Encerclé par des grillages, le campement a des allures de prison à ciel ouvert. "C’est vraiment une prison insalubre, mais ils arrivent quand même à sortir parce qu’il y a des trous dans le grillage", rapporte le jeune réalisateur. Sans compter le fait que cet endroit est surpeuplé.
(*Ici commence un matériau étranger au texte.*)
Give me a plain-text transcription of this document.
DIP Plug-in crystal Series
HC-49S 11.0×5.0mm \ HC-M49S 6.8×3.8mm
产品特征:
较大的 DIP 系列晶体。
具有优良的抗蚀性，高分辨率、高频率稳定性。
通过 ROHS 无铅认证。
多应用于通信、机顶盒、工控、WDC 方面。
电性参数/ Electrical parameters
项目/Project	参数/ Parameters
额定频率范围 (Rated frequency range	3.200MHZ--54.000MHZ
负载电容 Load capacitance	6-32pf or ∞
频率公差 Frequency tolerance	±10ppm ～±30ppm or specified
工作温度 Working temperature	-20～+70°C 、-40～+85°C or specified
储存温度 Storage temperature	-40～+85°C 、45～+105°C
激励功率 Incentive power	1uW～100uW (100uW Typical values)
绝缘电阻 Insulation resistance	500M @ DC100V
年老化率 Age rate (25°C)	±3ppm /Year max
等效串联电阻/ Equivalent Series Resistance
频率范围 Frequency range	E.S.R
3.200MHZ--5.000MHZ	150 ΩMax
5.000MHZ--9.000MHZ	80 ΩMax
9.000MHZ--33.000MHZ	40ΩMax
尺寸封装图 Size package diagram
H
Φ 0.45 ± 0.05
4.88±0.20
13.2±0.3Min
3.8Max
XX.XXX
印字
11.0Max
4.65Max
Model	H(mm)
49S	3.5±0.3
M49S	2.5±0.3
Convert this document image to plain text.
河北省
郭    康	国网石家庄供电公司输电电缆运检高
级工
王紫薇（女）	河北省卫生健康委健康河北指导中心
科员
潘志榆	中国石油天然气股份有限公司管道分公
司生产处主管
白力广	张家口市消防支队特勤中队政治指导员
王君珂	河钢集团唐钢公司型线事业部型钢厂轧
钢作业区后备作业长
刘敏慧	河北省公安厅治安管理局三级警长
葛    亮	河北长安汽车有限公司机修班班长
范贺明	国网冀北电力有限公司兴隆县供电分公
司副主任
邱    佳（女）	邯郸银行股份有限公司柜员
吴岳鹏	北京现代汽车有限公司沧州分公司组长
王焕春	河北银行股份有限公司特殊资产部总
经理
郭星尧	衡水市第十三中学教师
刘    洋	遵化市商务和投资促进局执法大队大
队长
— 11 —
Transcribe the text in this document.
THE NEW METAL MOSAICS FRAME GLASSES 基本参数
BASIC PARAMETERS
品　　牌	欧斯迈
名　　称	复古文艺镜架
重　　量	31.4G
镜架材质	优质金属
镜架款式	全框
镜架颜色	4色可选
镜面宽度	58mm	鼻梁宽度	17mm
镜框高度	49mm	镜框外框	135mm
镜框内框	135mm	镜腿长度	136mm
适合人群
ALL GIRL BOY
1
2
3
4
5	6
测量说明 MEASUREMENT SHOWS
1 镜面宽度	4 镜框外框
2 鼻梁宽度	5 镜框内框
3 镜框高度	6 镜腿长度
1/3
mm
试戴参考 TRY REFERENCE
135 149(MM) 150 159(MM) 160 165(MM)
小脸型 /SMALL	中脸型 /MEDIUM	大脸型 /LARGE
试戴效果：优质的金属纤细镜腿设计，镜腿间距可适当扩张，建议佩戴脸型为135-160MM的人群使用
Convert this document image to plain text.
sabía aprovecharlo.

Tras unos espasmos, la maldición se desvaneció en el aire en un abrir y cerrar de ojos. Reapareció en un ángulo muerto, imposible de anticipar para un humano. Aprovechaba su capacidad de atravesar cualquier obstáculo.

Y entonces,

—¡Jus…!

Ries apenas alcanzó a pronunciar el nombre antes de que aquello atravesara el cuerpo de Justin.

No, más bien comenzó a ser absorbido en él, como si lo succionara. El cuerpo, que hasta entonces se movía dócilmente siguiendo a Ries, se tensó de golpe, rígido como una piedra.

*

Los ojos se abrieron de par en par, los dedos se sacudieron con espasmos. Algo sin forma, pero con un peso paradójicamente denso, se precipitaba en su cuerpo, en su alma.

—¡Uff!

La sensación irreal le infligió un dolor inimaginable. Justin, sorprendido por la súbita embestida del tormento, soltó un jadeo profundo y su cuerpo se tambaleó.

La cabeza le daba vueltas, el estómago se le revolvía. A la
La Grèce n’est censée être qu’une étape sur le chemin des migrants. Depuis le début de l'exode, l’écrasante majorité d’entre eux cherche à atteindre à pied d’autres pays plus au nord, comme l’Allemagne, pour y introduire une demande d’asile. Mais le 20 mars 2016, tout a changé. Suite à un accord signé entre l’Union européenne et la Turquie, la "route des Balkans" que les migrants empruntaient pour poursuivre leur route a été fermée. Résultat: de nombreux migrants se retrouvent coincés en Grèce où ils doivent attendre longtemps une réponse à leur demande d’asile. 

 
Les camps où les conditions de vie sont plus décentes sont réservés aux familles

Un autre camp de migrants se trouve sur l’île, celui de Kara Tepe. Il offre, lui, des conditions de vie plus décentes. "Tout n’est pas à critiquer à Lesbos car le nouveau camp de Kara Tepe est un camp qui a été remis à neuf et pris en main par la municipalité, il est bien organisé, poursuit Adrien. Ils viennent de mettre des conteneurs dans lesquels les familles de migrants vivent et sont donc plus protégées du froid". Malheureusement, ce camp, déjà surpeuplé, est principalement destiné aux femmes et familles avec enfants. Les hommes seuls doivent donc rester au camp de Moria.

Les migrants moins médiatisés, pourtant la situation reste critique Suite à la mort du jeune Ahmed, les migrants de Moria veulent faire bouger les choses. "Ils essaient de répandre la nouvelle de la mort du jeune migrant, aujourd’hui ils comptent manifester dans le camp" , précise Adrien. Fin novembre dernier, ils avaient déjà tenté d’attirer l’attention des médias après la mort d’une femme et d’un enfant du camp dans l'incendie de leur tente. Des mobilisations qui ne semblent pas porter leurs fruits: la cause des migrants est moins médiatisée que durant l'année 2015.

Quelques jours après nous avoir livré son témoignage, ce lundi 30 janvier à la veille de la publication de notre article, Adrien nous rapportait deux nouveaux décès. "Nous sommes aujourd'hui à 3 morts en moins de 5 jours dans le camp de Moria, Lesbos, Grèce (NDLR: une information confirmée par l'agence de presse Reuters). La situation ne s'améliore pas. Les migrants deviennent de plus en plus nerveux sur place. Certain journaliste commence à arriver sur place. Il est temps de réagir", nous écrivait-il.

Pourtant il en arrive encore tous les jours, dans des proportions moindre que l'an passé, par la mer à l’aide d’embarcations de fortune. Au total, ils sont toujours plus de 15.000 sur les îles grecques de la mer Égée, dont la majeure partie est concentrée sur l’île de Lesbos.